After about 6 miles of great sailing we were between Mackworth and Great Diamond Island and things were going great, the sun was out, the wind was good and wait... what the heck... some wahoo in a power boat was flying around us like a maniac. It was our chauffeur, aka Sophi's dad. We had called him earlier and realized that he wanted dinner. I was going to make him work for it. I called him up alongside of us to give him a camera, the pictures he took are what you have been looking at. Off to our port was a vintage sailing vessel Bagheera, she is a wooden sloop and she is big! We tacked all around each other for about an hour, it was really incredible just to be in her company. Sophi's dad found us the scummiest mooring pennant, in hopes that its user would not be around. It was here that we spent the night.
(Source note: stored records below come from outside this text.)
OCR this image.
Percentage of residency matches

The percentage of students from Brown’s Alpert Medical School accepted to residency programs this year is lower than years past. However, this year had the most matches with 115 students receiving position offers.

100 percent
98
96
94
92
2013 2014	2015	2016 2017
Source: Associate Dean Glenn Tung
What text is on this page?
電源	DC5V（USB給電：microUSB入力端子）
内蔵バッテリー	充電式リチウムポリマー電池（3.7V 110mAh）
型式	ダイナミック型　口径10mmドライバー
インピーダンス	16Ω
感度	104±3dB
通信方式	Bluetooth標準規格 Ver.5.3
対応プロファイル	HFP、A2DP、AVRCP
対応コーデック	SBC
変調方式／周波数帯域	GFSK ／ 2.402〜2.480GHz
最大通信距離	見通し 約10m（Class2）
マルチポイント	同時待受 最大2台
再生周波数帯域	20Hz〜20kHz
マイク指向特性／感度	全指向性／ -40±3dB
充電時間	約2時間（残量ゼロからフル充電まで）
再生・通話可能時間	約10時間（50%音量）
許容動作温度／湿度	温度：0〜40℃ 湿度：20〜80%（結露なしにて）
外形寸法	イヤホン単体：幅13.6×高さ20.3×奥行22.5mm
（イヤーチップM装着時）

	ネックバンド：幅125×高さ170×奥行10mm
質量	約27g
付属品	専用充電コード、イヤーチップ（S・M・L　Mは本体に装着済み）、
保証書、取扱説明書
On Sunday, we listened to some great local music at Portland's Old Port Fest (thank you Pete Kilpatrick!) When he was done, we thought we should be going back to Freeport. We were able to sail off our mooring taking advantage of the tide and running downwind toward Freeport. Running has to be the hardest way to sail because you are in the wind so you don't actually feel like any wind is present. All you can do is keep the sails full and think, "I will get there soon." I had Sophi take us home while I wired our brand new fresh-water pump for our galley. When I was done, I tried fishing. I had a feathery-looking lure that I'm told stripers just cant get enough of. I would cast in front of the boat and reel in the line to keep the lure in about the same place, instead of letting it skip across the surface. Still no fish, but before the summer is over, I vow to catch one. We sailed almost right up to the entrance of the Harrasseeket before the rain started to drop and the outboard was kicked over. We motored over to Brewer's dock to unload some gear and take showers. We also decided to test our new water pump by filling the holding tank and after a few minutes worth of filling, we could pump water into our sink! Cross it off the list.

When the summer is over, I bet I will be amazed to look at where we started: a couple of kids in love with each other, sailing and with a boat that needs a lot of love. To where the summer ends... with who knows` how many experiences. Some may be good some may be bad, but all will be remembered fondly.